Is there a particular scenario you want to see covered? With a reactive approach there isn't really any issue with errors, you would generally just have another stream for your error state. So for this example we could extend it by adding an additional element inside of the loading container that uses the async pipe to subscribe to the error stream. Now the loading container will display when client$ hasn't emitted (we could use pipe to catch errors from the client$ stream and cause the error stream to emit), and the reason for that will either be because there was an error or just because it hasn't finished loading yet.
I like the way you explain!
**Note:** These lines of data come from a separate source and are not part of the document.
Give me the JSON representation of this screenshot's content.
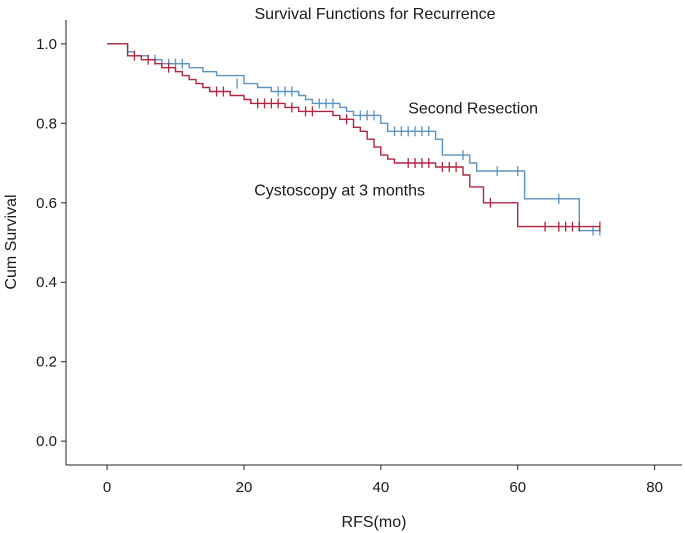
{
  "chart_data": {
    "type": "line",
    "title": "Survival Functions for Recurrence",
    "xlabel": "RFS(mo)",
    "ylabel": "Cum Survival",
    "xlim": [
      -6,
      84
    ],
    "ylim": [
      -0.06,
      1.06
    ],
    "xticks": [
      0,
      20,
      40,
      60,
      80
    ],
    "yticks": [
      0.0,
      0.2,
      0.4,
      0.6,
      0.8,
      1.0
    ],
    "xtick_labels": [
      "0",
      "20",
      "40",
      "60",
      "80"
    ],
    "ytick_labels": [
      "0.0",
      "0.2",
      "0.4",
      "0.6",
      "0.8",
      "1.0"
    ],
    "grid": false,
    "series": [
      {
        "name": "Second Resection",
        "color": "#5b93c4",
        "step": [
          [
            0,
            1.0
          ],
          [
            3,
            0.98
          ],
          [
            4,
            0.97
          ],
          [
            6,
            0.96
          ],
          [
            8,
            0.95
          ],
          [
            12,
            0.94
          ],
          [
            14,
            0.93
          ],
          [
            16,
            0.92
          ],
          [
            20,
            0.9
          ],
          [
            22,
            0.89
          ],
          [
            24,
            0.88
          ],
          [
            28,
            0.87
          ],
          [
            29,
            0.86
          ],
          [
            30,
            0.85
          ],
          [
            34,
            0.84
          ],
          [
            35,
            0.83
          ],
          [
            36,
            0.82
          ],
          [
            40,
            0.8
          ],
          [
            41,
            0.78
          ],
          [
            48,
            0.76
          ],
          [
            49,
            0.72
          ],
          [
            53,
            0.7
          ],
          [
            54,
            0.68
          ],
          [
            61,
            0.61
          ],
          [
            69,
            0.53
          ],
          [
            72,
            0.53
          ]
        ],
        "censored": [
          [
            7,
            0.96
          ],
          [
            9,
            0.95
          ],
          [
            10,
            0.95
          ],
          [
            11,
            0.95
          ],
          [
            19,
            0.9
          ],
          [
            25,
            0.88
          ],
          [
            26,
            0.88
          ],
          [
            27,
            0.88
          ],
          [
            31,
            0.85
          ],
          [
            32,
            0.85
          ],
          [
            33,
            0.85
          ],
          [
            37,
            0.82
          ],
          [
            38,
            0.82
          ],
          [
            39,
            0.82
          ],
          [
            42,
            0.78
          ],
          [
            43,
            0.78
          ],
          [
            44,
            0.78
          ],
          [
            45,
            0.78
          ],
          [
            46,
            0.78
          ],
          [
            47,
            0.78
          ],
          [
            52,
            0.72
          ],
          [
            57,
            0.68
          ],
          [
            60,
            0.68
          ],
          [
            66,
            0.61
          ],
          [
            71,
            0.53
          ],
          [
            72,
            0.53
          ]
        ]
      },
      {
        "name": "Cystoscopy at 3 months",
        "color": "#b3253f",
        "step": [
          [
            0,
            1.0
          ],
          [
            3,
            0.97
          ],
          [
            5,
            0.96
          ],
          [
            7,
            0.95
          ],
          [
            8,
            0.94
          ],
          [
            10,
            0.93
          ],
          [
            11,
            0.92
          ],
          [
            12,
            0.91
          ],
          [
            13,
            0.9
          ],
          [
            14,
            0.89
          ],
          [
            15,
            0.88
          ],
          [
            18,
            0.87
          ],
          [
            20,
            0.86
          ],
          [
            21,
            0.85
          ],
          [
            26,
            0.84
          ],
          [
            28,
            0.83
          ],
          [
            33,
            0.82
          ],
          [
            34,
            0.81
          ],
          [
            36,
            0.79
          ],
          [
            37,
            0.78
          ],
          [
            38,
            0.76
          ],
          [
            39,
            0.74
          ],
          [
            40,
            0.72
          ],
          [
            41,
            0.71
          ],
          [
            42,
            0.7
          ],
          [
            48,
            0.69
          ],
          [
            52,
            0.67
          ],
          [
            53,
            0.64
          ],
          [
            55,
            0.6
          ],
          [
            60,
            0.54
          ],
          [
            72,
            0.54
          ]
        ],
        "censored": [
          [
            4,
            0.97
          ],
          [
            6,
            0.96
          ],
          [
            9,
            0.94
          ],
          [
            16,
            0.88
          ],
          [
            17,
            0.88
          ],
          [
            22,
            0.85
          ],
          [
            23,
            0.85
          ],
          [
            24,
            0.85
          ],
          [
            25,
            0.85
          ],
          [
            27,
            0.84
          ],
          [
            29,
            0.83
          ],
          [
            30,
            0.83
          ],
          [
            35,
            0.81
          ],
          [
            44,
            0.7
          ],
          [
            45,
            0.7
          ],
          [
            46,
            0.7
          ],
          [
            47,
            0.7
          ],
          [
            49,
            0.69
          ],
          [
            50,
            0.69
          ],
          [
            51,
            0.69
          ],
          [
            56,
            0.6
          ],
          [
            64,
            0.54
          ],
          [
            66,
            0.54
          ],
          [
            67,
            0.54
          ],
          [
            68,
            0.54
          ],
          [
            69,
            0.54
          ],
          [
            72,
            0.54
          ]
        ]
      }
    ],
    "annotations": [
      {
        "text": "Second Resection",
        "x": 44,
        "y": 0.825
      },
      {
        "text": "Cystoscopy at 3 months",
        "x": 21.5,
        "y": 0.618
      }
    ]
  }
}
I have a question, for example if in the returns of some endpoint has another url to request another get nested with more detailed information, how can I handle with | async? Or should I handle with manual observable? For example: (get) /heroes/1: name: "Batman", url: "..../batman/1" (get) /batman/1: img: "..../1.jpg, height: 6 feet, 2 inches tall etc...
You can do all of this with a single stream and subscribe with the async pipe - You would create a stream for the first request, and then use the pipe method to add on one of the higher order observable operators (e.g. switchMap, concatMap, mergeMap, exhaustMap) - these all do slightly different things based on the exact behaviour you want. But in this case, you probably want to use switchMap to take the batman value from the first stream, and then switchMap to a second http stream using the batman value in the request.